Diante do que foi apresentado, podemos caracterizar a má administração como a prática, por parte do administrador, de atos que não condizem com os preceitos da ciência da administração, nem com a diligência necessária para um empresário que preza pela continuidade de sua empresa. Ou seja, o bom administrador deve atentar para o risco do negócio a ser realizado, de modo que a sociedade esteja apta a suportar as conseqüências que dele poderão advir.

Não cabe aqui e nem é nosso campo de estudo, definir qual a melhor técnica administrativa a ser escolhida pelo administrador, isto deve ser objetivado pelo magistrado na situação concreta, de acordo com os fatos apresentados.
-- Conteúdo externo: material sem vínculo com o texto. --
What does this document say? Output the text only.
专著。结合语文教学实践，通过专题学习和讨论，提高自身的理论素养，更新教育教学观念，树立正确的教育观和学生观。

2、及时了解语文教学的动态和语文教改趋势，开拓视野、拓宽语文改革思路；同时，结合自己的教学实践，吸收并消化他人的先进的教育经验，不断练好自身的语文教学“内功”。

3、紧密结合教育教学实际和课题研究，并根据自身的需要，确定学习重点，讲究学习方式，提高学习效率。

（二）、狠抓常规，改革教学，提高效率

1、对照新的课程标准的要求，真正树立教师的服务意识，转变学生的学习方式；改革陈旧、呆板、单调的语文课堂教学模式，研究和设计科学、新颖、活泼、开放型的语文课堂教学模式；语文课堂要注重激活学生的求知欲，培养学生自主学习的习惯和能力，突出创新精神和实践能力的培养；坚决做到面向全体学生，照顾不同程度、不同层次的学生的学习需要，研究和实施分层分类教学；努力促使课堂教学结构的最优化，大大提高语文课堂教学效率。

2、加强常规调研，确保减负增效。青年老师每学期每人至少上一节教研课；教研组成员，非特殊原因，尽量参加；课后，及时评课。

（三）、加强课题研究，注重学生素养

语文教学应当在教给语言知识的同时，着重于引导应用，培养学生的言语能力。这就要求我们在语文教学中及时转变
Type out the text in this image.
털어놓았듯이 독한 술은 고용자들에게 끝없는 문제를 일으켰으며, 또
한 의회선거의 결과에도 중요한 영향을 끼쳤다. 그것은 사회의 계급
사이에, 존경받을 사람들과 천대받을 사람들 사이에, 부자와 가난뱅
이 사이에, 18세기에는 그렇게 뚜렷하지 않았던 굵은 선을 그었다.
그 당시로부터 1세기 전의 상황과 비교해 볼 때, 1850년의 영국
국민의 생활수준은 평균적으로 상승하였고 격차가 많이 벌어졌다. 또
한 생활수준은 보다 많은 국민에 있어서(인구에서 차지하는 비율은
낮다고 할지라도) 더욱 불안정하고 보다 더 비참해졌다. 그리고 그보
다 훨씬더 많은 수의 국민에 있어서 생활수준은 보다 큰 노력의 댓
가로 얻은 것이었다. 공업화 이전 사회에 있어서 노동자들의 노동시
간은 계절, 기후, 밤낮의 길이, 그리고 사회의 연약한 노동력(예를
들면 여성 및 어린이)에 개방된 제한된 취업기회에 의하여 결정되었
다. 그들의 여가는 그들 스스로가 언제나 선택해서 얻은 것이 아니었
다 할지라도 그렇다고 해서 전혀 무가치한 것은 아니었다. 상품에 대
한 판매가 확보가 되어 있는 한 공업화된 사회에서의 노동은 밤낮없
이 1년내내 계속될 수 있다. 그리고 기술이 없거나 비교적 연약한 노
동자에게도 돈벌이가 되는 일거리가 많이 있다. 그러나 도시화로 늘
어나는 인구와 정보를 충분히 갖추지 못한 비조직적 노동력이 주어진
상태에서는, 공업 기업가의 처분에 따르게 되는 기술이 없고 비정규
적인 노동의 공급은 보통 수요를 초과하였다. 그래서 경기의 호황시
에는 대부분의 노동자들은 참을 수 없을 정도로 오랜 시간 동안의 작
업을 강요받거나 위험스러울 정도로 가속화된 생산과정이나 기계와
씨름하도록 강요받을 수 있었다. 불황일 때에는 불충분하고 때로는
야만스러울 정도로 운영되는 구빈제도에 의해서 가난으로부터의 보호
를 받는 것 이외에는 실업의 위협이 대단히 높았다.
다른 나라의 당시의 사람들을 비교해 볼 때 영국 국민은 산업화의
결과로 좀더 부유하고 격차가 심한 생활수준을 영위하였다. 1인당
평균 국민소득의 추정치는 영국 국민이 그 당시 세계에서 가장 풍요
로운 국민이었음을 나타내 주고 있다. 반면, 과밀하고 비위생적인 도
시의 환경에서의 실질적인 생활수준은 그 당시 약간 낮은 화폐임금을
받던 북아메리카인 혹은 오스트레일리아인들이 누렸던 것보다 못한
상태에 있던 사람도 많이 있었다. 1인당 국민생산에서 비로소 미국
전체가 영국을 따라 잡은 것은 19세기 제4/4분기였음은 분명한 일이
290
Como se pode notar, a definição de má administração é demasiadamente teórica, o que faz com que o bom senso do juiz seja o mais importante na aplicação deste dispositivo. É preciso que se tenha em mente se, no caso concreto, há indícios de que o administrador realmente não se cercou da diligência necessária e não seguiu o caminho mais propício para o gerenciamento correto e probo de seus negócios. Ou seja, se o administrador agiu de boa-fé, visando o interesse da sociedade, mas, no entanto foi vítima de uma política econômica nociva à empresa, ou de um fracasso gerencial dentro dos riscos normais da atividade, não há possibilidade de responsabilizá-lo, uma vez que não deu causa ao fim das atividades societárias. A própria Lei das Sociedades Anônimas, em seu art. 159, § 6º, exclui a responsabilidade civil do administrador quando se verificar que esse agiu de boa fé e visando o interesse da companhia.

Por outro lado, temos como exemplo de responsabilidade do administrador, pelo encerramento das atividades da sociedade por má administração, o disposto na da Lei nº 6.024/74, que trata da liquidação de instituições financeiras, que em seus arts. 39 e 40 determina que os administradores respondem solidariamente com a instituição por seus atos ou omissões.

A regra posta na segunda parte do artigo em análise, apesar de representar uma garantia ao consumidor, não se trata, portanto, de hipótese ensejadora de desconsideração da personalidade jurídica. E a responsabilidade do administrador que der causa à falência, insolvência, encerramento ou inatividade da sociedade, deverá, obrigatoriamente, ter um nexo de causalidade com a má administração e, em não havendo esta última, deverá o consumidor lesado habilitar-se no concurso creditório para ver seu prejuízo ressarcido pela pessoa jurídica.


NOTAS

  1. REQUIÃO, R. Curso de Direito Falimentar. 1993, p. 5.
  2. REQUIÃO, R. Op. cit., p. 57.
  3. REQUIÃO, R. Op. cit., p. 58.
  4. PINHO. L. F. de. A desconsideração da personalidade jurídica e a proteção do consumidor no Código de Defesa do Consumidor. Revista da Faculdade de Direito Milton Campos, 4, p. 93.
  5. AMARO, L. Desconsideração da personalidade jurídica no Código de Defesa do Consumidor. Revista de Direito Mercantil, 88, p. 77.
  6. AMARO, L. Op. cit., p. 77.
  7. PINHO. L. F. de. Op. cit. p. 95.
  8. PINHO. L. F. de. Op. cit. p. 95.
  9. KRIGER FILHO, D. A. Aspectos da desconsideração da personalidade societária na lei do consumidor. Revista de Direito do Consumidor, 13, p. 83.
  10. COELHO, F. U. O empresário e os direitos do consumidor. 1994, p. 227-228.
  11. AMARO, L. Desconsideração da personalidade jurídica no Código de Defesa do Consumidor. Revista de Direito Mercantil, 88, p. 77.

BIBLIOGRAFIA

AMARO, Luciano. A desconsideração da pessoa jurídica no Código de Defesa do Consumidor. São Paulo: Revista de Direito Mercantil, Industrial, Econômico e Financeiro, nº 88, p. 70-80.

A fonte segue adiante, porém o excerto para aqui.